Griffiths calls on parties to support the proposal to stop fighting

English - Thursday 02 July 2020 الساعة 06:57 pm
Al-Hodeidah / Mocha, Newsyemen

On Thursday, 2 July 2020, the UN envoy to Yemen, Martin Griffiths, called on the Yemeni parties to support his proposal on a joint ceasefire declaration.

Griffiths had said that he had presented President Hadi a draft supposed agreement to declare a ceasefire with Houthi militias and another draft related to a number of humanitarian measures.

In another context, media sources reported on Thursday, that discussions are currently taking place between the legitimate government and the UN envoy Martin Griffiths to allow the entry of four oil ships to the city of Hodeidah in the framework of humanitarian efforts, with the support of the coalition, and Griffiths is seeking to renew the operating mechanism of the ports of Hodeidah under the control of the Houthis who have By emptying the revenue account agreed at the central bank branch in Hodeidah, in violation of previous agreements sponsored by Griffiths.

According to the Stockholm Agreement and its understandings, the Houthis committed to supplying the amounts due to the state from the oil derivative ships arriving at the port of Hodeidah and Ras Issa to an account in the central bank in Hodeidah in favor of the payment of employees salaries according to the 2014 statements and the account is under the supervision of the United Nations.

The Houthi militias decided last week to confiscate 36 billion Yemeni riyals (about $ 60 million) of proven fuel revenues, estimated at 50 billion Yemeni riyals (about 84 million dollars) without informing the UN envoy or his office, the supervising and monitoring body of the account for legal revenue for trade.

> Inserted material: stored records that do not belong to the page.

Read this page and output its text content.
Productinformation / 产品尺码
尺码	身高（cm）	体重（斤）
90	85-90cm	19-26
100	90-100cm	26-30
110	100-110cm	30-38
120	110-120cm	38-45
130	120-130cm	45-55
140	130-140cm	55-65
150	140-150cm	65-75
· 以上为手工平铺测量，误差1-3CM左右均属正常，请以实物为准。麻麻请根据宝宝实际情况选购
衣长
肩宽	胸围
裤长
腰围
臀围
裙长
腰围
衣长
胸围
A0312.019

The fuel and its import to the ports of Hodeidah, which reveals the militia's looting of more than 72 per cent of that revenue, half of which goes to the Houthi war effort, according to a member of the Yemeni Economic Committee, Dr. Faris Al-Jadabi, to «Middle East».

The funds were collected in an account supervised and monitored by the Office of the International Envoy, dedicated to paying the salaries of civilians in the areas of submission according to a mechanism that was being discussed with the envoy's office and faltered because the militias criminalized the circulation of the new currency and confiscated those funds from that account, according to one of the reports submitted by the militia.

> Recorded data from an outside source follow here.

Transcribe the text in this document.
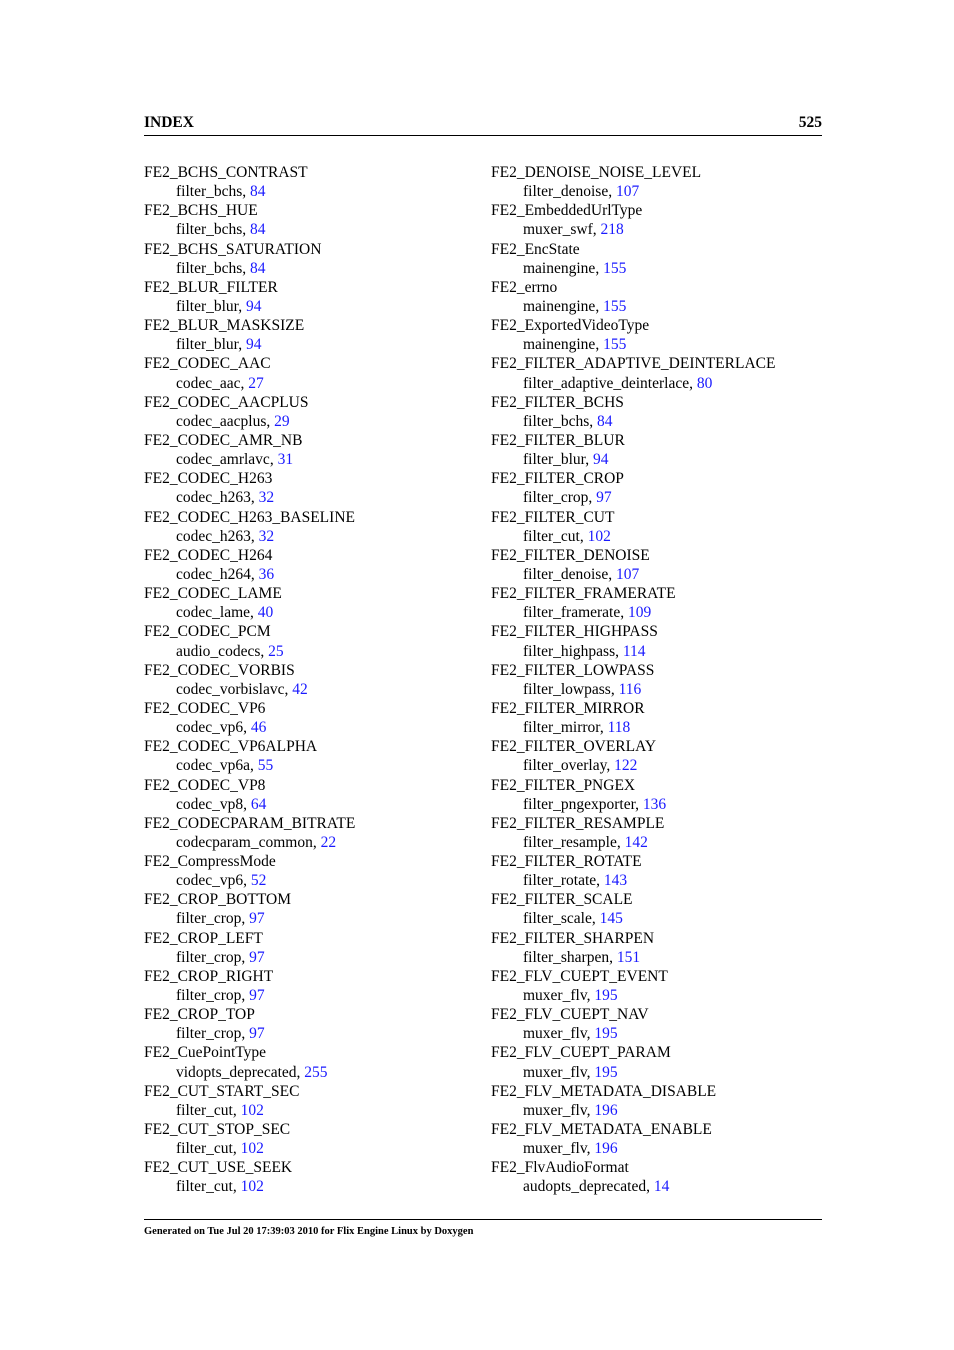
INDEX	525
FE2_BCHS_CONTRAST
filter_bchs, 84
FE2_BCHS_HUE
filter_bchs, 84
FE2_BCHS_SATURATION
filter_bchs, 84
FE2_BLUR_FILTER
filter_blur, 94
FE2_BLUR_MASKSIZE
filter_blur, 94
FE2_CODEC_AAC
codec_aac, 27
FE2_CODEC_AACPLUS
codec_aacplus, 29
FE2_CODEC_AMR_NB
codec_amrlavc, 31
FE2_CODEC_H263
codec_h263, 32
FE2_CODEC_H263_BASELINE
codec_h263, 32
FE2_CODEC_H264
codec_h264, 36
FE2_CODEC_LAME
codec_lame, 40
FE2_CODEC_PCM
audio_codecs, 25
FE2_CODEC_VORBIS
codec_vorbislavc, 42
FE2_CODEC_VP6
codec_vp6, 46
FE2_CODEC_VP6ALPHA
codec_vp6a, 55
FE2_CODEC_VP8
codec_vp8, 64
FE2_CODECPARAM_BITRATE
codecparam_common, 22
FE2_CompressMode
codec_vp6, 52
FE2_CROP_BOTTOM
filter_crop, 97
FE2_CROP_LEFT
filter_crop, 97
FE2_CROP_RIGHT
filter_crop, 97
FE2_CROP_TOP
filter_crop, 97
FE2_CuePointType
vidopts_deprecated, 255
FE2_CUT_START_SEC
filter_cut, 102
FE2_CUT_STOP_SEC
filter_cut, 102
FE2_CUT_USE_SEEK
filter_cut, 102
FE2_DENOISE_NOISE_LEVEL
filter_denoise, 107
FE2_EmbeddedUrlType
muxer_swf, 218
FE2_EncState
mainengine, 155
FE2_errno
mainengine, 155
FE2_ExportedVideoType
mainengine, 155
FE2_FILTER_ADAPTIVE_DEINTERLACE
filter_adaptive_deinterlace, 80
FE2_FILTER_BCHS
filter_bchs, 84
FE2_FILTER_BLUR
filter_blur, 94
FE2_FILTER_CROP
filter_crop, 97
FE2_FILTER_CUT
filter_cut, 102
FE2_FILTER_DENOISE
filter_denoise, 107
FE2_FILTER_FRAMERATE
filter_framerate, 109
FE2_FILTER_HIGHPASS
filter_highpass, 114
FE2_FILTER_LOWPASS
filter_lowpass, 116
FE2_FILTER_MIRROR
filter_mirror, 118
FE2_FILTER_OVERLAY
filter_overlay, 122
FE2_FILTER_PNGEX
filter_pngexporter, 136
FE2_FILTER_RESAMPLE
filter_resample, 142
FE2_FILTER_ROTATE
filter_rotate, 143
FE2_FILTER_SCALE
filter_scale, 145
FE2_FILTER_SHARPEN
filter_sharpen, 151
FE2_FLV_CUEPT_EVENT
muxer_flv, 195
FE2_FLV_CUEPT_NAV
muxer_flv, 195
FE2_FLV_CUEPT_PARAM
muxer_flv, 195
FE2_FLV_METADATA_DISABLE
muxer_flv, 196
FE2_FLV_METADATA_ENABLE
muxer_flv, 196
FE2_FlvAudioFormat
audopts_deprecated, 14
Generated on Tue Jul 20 17:39:03 2010 for Flix Engine Linux by Doxygen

The Houthis exercised the postponement role when the envoy’s office asked the Houthis to report on those funds that were confiscated without the envoy’s office for more than a month.

After the repeated request, it reveals the confiscation of 44 billion Yemeni riyals, about 50 percent of which was spent on military activity and 50 percent was distributed as half salary for some of their categories.